ICAI Interview with Martijn Kleppe: gaining insights much quicker by combining AI and Humanities

Martijn Kleppe is a trained historian who collaborates with AI scientists. Kleppe: ‘When I was doing research as a historian, I could analyze twenty books in a month. For the computer this is a matter of seconds.’

Martijn Kleppe

Martijn Kleppe is one of the founding members of Cultural AI Lab and the head of the Research Department of the KB National Library of the Netherlands.

The Cultural AI Lab is a joint effort of the heritage institutions Rijksmuseum, Institute for Sound and Vision, the KB and knowledge institutions CWI, KNAW, UvA, VU and TNO.

What problems within the humanities can be solved with AI?

‘The biggest challenge that we face within the humanities is scale. There is a shift happening right now within historical research from close reading, which we have done for centuries, to distant reading, where we use a computer to detect patterns in all sorts of humanities data. In books, newspapers, television programs, artworks, social media outlets etcetera. This is the biggest opportunity that we have right now, but also the biggest challenge because we have to rely on other competences to make this kind of research possible.’

How is the interest in AI from the cultural world?

‘It is really gaining momentum right now. There is an ecosystem evolving with partners from the culture and media domain – like the Rijksmuseum, the National Archive – and the creative industry, that are interested in applying AI within their services or processes. And several members of our lab recently founded the working group ‘Culture & Media’ within the National AI Coalition with all sorts of cultural and media partners.’

Does the humanities also influence AI?

‘Yes, it creates new academic research questions. Most of the algorithms within the AI domain have been trained with new and high quality data. But in the datasets of the heritage institutions there is 200 year old data. Digitized newspapers from the end of the nineteenth century with a very low quality for example. And newspapers from colonial Indonesia and Suriname with a completely different vocabulary. Bringing in those kinds of datasets within the AI domain offers new perspectives and questions on polyvocal data. How can we handle these kinds of data and how can we improve them? My experience so far is that the computer scientists involved in our project love these new questions.’

At the ICAI meetup on July 8, the lab will speak about contentious words in cultural heritage collections. How does the lab approach this?

‘Handling issues like that, is the essences of our research. We try to answer the question: How can you detect bias in descriptions of artifacts of museum collections? And can you also help the museum by giving them suggestions for other kind of words? Especially last year, with the Black Lives Matter movement, we saw how relevant these questions were. How do we deal with the past? It is a technical, but also really a societal and ethical challenge.‘

Boek uit de KB collectie

As a historian, what attracts you in AI?

‘I have to ask new types of questions. Instead of doing source criticism on books, newspapers or television programs, now I have to do source criticism on algorithms. At the KB we have the Delpher.nl platform for example, where you can search in millions of digitalized texts from Dutch newspapers, books and magazines. In order to search efficiently, you have to understand the basis of the algorithm behind it. What I also really like about the AI research is the teamwork. Traditionally humanities scholars are more solitary researchers. But to be able to collaborate with other disciplines you have to be vulnerable and develop yourself.’
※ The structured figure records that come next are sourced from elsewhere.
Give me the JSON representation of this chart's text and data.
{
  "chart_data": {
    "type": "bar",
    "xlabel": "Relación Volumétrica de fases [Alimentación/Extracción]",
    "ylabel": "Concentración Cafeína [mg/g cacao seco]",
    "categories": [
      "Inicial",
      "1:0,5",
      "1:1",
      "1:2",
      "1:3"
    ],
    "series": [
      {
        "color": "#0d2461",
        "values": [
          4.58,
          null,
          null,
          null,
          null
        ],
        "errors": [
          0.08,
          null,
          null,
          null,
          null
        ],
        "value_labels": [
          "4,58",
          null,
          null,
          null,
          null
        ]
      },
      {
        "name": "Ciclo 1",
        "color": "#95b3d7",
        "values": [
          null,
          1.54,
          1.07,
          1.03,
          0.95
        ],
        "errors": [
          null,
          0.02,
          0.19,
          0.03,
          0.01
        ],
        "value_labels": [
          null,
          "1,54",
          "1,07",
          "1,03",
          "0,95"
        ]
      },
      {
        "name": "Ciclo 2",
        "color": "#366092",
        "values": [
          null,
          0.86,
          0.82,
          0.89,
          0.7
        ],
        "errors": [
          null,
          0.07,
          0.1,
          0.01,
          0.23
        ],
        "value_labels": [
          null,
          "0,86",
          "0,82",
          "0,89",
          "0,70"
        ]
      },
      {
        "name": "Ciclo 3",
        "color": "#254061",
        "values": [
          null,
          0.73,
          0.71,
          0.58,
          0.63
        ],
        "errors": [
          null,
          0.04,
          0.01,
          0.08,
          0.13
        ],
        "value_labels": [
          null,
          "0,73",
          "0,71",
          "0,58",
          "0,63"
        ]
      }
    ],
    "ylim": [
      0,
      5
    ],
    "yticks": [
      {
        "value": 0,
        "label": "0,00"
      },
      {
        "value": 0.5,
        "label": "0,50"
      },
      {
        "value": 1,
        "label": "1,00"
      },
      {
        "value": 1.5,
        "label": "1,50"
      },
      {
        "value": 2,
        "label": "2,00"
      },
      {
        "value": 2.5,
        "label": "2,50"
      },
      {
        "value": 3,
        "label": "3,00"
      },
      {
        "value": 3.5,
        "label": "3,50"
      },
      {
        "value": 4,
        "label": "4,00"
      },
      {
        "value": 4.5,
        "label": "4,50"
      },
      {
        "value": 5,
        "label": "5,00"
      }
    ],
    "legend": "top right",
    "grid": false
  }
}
Does it happen that you get a new perspective on heritage collections because of the AI research?

‘Yes, for sure. During my PhD research I wrote an article about the first moment in time when a Dutch photograph was published in a Dutch newspaper. That research was based on manually going through a selection of newspapers. But then four years later I participated in a research project with a historian who was one of the firsts to start applying Computer Vision on historical newspapers. He run an algorithm that went through all the newspapers and immediately said: ‘Martijn, you were completely wrong. The first photograph was published earlier than the moment you mention in your paper.’ That was fantastic. Science is always about gaining new insights. When I did my research, those techniques did not exist yet. We now gain insights much quicker than we did before.’